Nobody appears again and warns Emily. “You have wars to fight Emily Dickinson, but you must fight them in secret. Alone, unseen. You must give all the glory to yourself and ask for nothing in return. You must be a nobody. The bravest, most brilliant nobody who ever existed.”

Everyone has gathered in the church for Jane’s child’s christening. Austin is the godfather, which throws into relief how tense his and Sue’s relationship has become — they speak to each other only in veiled barbs, each having layers of meaning and resentment.

The ceremony is interrupted by a fire set off by the orphans.“It’s the 1850s, things burn down all the time,” Austin says, attempting to avoid scrutiny. Everyone regroups at Austin’s house, where, without Sue by his side, he gives a rousing speech that wins over his parent’s doubts.

The Dickinson parents seem to have solved their marital problems, and Edward is breaking out of his stern, materialistic shell. He mentions having some sort of vision, and his wife tells him he reminds her of their crazy daughter. “Maybe Emily’s not that crazy,” he says.

Lavinia discovers that Ship plans to move to New Orleans — and has already bought a house there for them to live in! With the Civil War on the horizon, she has no desire to move south. “I am a shrew Yankee witch — respect that,” and they break things off once again.

With everyone at Austin’s, Emily is home alone, until Sue arrives at her door. Emily does not want to talk. She’s upset; believing that Sue pushed Emily to care about Bowles when she wanted him all for herself. She kicks Sue out, but she refuses to stay quiet. “I couldn’t handle the things your poems make me feel,” Sue says. “I got scared… overwhelmed.” Emily’s poems, her letters, her devotion were too much for a newly married woman to handle, and she pushed her on to Sam so that the poems could be public, rather than just her’s.

Sue was dealing with an overwhelming friend/lover, one who can become a burden. Emily is too hurt to take it in. “Without me, I don’t think you know how to have feelings,” she shouts. It’s cruel, but not unearned. “You’re right,” Sue responds and starts confessing her love for Emily.

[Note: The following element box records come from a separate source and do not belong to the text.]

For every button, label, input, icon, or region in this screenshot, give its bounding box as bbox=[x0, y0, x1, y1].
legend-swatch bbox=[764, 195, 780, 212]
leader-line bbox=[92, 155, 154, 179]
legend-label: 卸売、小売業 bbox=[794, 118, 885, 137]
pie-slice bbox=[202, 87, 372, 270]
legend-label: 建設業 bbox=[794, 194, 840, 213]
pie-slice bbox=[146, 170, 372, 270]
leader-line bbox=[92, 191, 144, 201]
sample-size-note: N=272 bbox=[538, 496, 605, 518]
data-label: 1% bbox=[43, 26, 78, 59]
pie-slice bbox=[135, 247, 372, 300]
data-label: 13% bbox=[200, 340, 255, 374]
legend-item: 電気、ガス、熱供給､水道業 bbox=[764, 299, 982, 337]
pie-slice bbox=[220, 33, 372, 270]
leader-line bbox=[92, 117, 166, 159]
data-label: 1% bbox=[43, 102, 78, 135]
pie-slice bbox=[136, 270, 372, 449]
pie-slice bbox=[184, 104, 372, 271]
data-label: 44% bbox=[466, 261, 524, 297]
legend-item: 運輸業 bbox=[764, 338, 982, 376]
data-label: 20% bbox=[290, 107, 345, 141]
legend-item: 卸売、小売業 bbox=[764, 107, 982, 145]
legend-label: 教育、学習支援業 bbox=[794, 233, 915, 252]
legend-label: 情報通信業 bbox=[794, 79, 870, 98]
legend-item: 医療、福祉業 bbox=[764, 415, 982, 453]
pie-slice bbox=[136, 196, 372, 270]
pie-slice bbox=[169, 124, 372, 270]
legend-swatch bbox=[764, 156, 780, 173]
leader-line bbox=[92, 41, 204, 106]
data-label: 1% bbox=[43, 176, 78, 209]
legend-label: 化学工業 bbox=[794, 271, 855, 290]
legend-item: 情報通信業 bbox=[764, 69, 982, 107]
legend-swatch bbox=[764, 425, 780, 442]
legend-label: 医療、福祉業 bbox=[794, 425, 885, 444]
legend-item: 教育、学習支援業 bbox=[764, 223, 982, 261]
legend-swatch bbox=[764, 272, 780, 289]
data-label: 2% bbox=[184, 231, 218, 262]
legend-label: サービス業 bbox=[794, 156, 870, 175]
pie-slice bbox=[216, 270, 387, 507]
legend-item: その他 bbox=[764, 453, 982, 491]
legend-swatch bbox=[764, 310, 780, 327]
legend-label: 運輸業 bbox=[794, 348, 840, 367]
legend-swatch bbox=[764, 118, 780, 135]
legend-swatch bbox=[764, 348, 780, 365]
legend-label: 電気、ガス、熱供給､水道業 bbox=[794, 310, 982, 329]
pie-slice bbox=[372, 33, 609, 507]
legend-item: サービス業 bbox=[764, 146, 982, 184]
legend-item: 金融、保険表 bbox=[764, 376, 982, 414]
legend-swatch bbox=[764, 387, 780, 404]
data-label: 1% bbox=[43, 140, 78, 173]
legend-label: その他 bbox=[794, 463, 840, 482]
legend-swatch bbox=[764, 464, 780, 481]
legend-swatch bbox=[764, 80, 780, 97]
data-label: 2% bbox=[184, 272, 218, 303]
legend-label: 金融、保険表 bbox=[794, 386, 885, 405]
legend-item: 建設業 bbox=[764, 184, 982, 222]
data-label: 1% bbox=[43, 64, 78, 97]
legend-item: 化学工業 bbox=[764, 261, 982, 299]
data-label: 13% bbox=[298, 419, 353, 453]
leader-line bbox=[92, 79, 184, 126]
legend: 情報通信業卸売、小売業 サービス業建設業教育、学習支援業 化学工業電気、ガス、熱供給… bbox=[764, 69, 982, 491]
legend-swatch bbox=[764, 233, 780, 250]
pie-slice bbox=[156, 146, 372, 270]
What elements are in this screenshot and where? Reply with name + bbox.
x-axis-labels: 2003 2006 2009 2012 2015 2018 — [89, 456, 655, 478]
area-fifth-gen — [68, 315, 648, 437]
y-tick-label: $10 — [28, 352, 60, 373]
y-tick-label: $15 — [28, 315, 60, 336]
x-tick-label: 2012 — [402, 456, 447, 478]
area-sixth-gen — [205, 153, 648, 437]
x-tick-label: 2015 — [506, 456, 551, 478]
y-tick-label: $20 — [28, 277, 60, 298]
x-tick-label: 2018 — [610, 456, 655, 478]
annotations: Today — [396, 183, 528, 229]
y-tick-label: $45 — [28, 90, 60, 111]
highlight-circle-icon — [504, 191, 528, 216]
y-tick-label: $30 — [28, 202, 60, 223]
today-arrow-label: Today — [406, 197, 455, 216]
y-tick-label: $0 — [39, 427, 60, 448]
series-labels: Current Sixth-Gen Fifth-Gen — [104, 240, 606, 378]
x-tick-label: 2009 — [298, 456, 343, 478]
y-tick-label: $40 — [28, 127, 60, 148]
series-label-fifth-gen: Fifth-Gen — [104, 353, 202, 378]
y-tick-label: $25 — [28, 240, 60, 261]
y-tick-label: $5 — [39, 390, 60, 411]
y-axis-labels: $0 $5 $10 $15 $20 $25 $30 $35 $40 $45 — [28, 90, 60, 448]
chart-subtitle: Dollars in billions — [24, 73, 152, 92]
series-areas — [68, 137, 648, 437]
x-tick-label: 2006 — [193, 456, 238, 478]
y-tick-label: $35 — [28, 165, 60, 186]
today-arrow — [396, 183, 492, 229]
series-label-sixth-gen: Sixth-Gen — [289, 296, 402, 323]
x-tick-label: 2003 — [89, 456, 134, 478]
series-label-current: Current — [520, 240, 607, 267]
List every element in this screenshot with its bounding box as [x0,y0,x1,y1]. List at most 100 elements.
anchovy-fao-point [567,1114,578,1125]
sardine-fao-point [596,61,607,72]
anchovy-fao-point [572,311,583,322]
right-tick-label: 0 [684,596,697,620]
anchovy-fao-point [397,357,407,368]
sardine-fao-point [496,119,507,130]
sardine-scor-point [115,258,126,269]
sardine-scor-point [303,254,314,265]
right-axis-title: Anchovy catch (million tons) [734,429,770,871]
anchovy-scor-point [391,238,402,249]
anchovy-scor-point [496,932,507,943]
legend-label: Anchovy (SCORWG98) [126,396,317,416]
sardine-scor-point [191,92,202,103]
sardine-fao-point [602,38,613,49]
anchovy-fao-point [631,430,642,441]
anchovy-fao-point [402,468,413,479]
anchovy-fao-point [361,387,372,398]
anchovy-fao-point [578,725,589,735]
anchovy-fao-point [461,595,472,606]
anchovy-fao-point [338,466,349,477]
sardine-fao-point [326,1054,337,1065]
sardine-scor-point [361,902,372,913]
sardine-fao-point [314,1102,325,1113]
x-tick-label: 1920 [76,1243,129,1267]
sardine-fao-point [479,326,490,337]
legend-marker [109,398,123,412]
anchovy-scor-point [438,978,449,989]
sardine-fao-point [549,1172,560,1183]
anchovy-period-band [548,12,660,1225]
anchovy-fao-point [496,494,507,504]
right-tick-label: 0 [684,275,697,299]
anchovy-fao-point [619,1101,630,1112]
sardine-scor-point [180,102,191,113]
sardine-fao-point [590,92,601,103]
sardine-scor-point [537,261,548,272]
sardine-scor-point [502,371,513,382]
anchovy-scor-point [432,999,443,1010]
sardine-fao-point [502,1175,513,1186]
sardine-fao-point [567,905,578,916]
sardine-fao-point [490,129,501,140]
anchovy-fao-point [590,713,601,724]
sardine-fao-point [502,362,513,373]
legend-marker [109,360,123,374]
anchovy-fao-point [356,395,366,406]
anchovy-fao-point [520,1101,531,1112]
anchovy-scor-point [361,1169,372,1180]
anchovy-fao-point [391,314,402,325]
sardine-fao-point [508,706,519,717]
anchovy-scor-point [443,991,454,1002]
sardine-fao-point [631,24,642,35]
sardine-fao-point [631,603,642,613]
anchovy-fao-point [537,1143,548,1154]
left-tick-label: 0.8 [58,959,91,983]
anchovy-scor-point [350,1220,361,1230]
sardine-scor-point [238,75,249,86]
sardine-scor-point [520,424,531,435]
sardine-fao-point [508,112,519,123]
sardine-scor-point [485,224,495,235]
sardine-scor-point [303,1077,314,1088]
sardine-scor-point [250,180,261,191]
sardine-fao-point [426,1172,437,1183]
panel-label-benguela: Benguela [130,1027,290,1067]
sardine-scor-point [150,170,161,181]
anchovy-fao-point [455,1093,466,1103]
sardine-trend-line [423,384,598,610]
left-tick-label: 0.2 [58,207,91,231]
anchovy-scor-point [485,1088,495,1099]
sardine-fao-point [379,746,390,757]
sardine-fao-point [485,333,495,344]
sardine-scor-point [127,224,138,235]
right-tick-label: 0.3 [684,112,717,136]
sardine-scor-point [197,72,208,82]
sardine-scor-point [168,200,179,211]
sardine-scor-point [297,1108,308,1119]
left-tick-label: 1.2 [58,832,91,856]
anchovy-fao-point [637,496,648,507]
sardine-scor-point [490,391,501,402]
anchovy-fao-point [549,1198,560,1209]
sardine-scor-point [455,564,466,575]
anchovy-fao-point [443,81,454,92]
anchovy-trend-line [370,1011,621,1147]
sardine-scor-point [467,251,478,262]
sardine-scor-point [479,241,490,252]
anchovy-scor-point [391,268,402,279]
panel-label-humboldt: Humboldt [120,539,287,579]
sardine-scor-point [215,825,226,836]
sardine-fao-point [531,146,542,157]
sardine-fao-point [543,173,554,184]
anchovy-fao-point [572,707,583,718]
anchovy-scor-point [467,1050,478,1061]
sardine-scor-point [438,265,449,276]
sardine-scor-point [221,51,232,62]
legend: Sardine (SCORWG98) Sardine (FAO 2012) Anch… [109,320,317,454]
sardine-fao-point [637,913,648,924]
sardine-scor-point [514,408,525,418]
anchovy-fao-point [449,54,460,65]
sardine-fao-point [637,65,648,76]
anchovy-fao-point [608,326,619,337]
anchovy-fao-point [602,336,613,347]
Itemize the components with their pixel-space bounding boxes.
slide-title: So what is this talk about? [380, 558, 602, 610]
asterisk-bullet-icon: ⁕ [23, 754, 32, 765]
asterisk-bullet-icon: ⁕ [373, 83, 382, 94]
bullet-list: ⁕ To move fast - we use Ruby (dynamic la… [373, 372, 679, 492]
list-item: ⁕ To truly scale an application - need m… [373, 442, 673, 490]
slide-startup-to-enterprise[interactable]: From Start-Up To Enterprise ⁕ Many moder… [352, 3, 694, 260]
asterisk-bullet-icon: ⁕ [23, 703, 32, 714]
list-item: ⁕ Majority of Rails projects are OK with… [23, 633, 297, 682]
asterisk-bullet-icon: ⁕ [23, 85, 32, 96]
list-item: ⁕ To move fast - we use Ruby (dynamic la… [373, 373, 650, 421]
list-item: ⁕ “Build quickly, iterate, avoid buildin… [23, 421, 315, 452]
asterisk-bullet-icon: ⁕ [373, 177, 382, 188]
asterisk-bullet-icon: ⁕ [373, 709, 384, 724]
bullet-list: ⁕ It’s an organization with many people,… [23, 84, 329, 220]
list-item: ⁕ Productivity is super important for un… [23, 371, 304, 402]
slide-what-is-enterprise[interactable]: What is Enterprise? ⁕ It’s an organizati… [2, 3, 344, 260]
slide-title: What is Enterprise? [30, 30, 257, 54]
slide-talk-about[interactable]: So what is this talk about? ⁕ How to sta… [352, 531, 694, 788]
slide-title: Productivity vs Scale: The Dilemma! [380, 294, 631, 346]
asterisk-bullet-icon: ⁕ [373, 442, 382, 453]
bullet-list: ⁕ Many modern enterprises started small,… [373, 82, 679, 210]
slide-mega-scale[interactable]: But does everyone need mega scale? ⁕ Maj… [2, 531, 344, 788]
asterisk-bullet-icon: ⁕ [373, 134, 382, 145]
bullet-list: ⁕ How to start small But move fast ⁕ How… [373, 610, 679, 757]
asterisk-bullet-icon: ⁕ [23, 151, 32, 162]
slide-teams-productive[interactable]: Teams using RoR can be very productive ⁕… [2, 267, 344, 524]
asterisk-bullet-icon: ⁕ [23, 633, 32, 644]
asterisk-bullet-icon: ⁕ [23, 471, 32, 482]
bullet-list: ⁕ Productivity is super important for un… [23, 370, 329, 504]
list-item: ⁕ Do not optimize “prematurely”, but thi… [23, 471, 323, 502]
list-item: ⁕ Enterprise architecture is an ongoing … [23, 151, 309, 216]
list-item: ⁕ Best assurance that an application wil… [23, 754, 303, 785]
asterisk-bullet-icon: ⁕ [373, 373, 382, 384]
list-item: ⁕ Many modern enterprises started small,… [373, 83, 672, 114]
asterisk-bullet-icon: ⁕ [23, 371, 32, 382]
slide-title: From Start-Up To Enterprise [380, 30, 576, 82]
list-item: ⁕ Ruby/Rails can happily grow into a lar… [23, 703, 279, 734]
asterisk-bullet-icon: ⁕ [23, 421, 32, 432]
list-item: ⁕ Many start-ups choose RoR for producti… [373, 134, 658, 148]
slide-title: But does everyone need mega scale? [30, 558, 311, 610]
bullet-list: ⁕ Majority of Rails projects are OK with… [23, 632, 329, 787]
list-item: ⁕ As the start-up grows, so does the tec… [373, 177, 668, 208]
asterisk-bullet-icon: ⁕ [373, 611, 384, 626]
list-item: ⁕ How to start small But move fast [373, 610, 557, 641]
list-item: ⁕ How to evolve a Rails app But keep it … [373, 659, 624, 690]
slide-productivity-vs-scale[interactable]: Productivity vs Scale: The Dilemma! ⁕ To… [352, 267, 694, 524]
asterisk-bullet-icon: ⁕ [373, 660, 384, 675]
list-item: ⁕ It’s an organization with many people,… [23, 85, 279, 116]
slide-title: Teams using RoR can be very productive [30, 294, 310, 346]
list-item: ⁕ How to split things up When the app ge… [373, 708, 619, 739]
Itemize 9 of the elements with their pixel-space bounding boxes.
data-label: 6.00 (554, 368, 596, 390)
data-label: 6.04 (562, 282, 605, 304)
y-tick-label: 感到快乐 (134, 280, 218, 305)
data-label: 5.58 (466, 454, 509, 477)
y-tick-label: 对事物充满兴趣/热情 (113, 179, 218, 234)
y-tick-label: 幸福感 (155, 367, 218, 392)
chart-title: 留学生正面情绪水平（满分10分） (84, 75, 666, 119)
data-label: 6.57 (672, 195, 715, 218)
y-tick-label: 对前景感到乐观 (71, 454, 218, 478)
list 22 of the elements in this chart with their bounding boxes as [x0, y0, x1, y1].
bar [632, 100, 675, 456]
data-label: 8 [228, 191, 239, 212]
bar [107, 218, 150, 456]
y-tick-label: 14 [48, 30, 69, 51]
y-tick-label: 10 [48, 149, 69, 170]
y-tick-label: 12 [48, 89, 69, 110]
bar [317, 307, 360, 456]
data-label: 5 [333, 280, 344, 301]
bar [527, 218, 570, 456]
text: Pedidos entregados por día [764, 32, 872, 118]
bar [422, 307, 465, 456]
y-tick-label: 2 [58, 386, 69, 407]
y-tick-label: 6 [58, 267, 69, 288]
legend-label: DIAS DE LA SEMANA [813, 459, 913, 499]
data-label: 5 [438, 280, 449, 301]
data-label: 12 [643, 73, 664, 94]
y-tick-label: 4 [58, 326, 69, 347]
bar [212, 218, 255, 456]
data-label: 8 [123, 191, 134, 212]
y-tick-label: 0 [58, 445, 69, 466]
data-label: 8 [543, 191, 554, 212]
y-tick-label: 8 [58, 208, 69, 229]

It takes a moment for Emily to believe her, but when she does, and resentment is gone. They begin passionately kissing, all the barriers between them are down and their love and lust come forth.

As Frazar Stearns leaves for war, Sue and Emily lie in towels. Sue confesses that her time with Emily is “the only time I feel alive.” Having gone through this journey questioning fame; wondering if having an audience is necessary for a poet, she’s found the perfect conclusion. “That’s all I need, that’s all I’ve ever needed. I write for you.”







  • The episode's title and themes are based on "You cannot put a Fire out —" Poem #530 by Emily Dickinson.[1]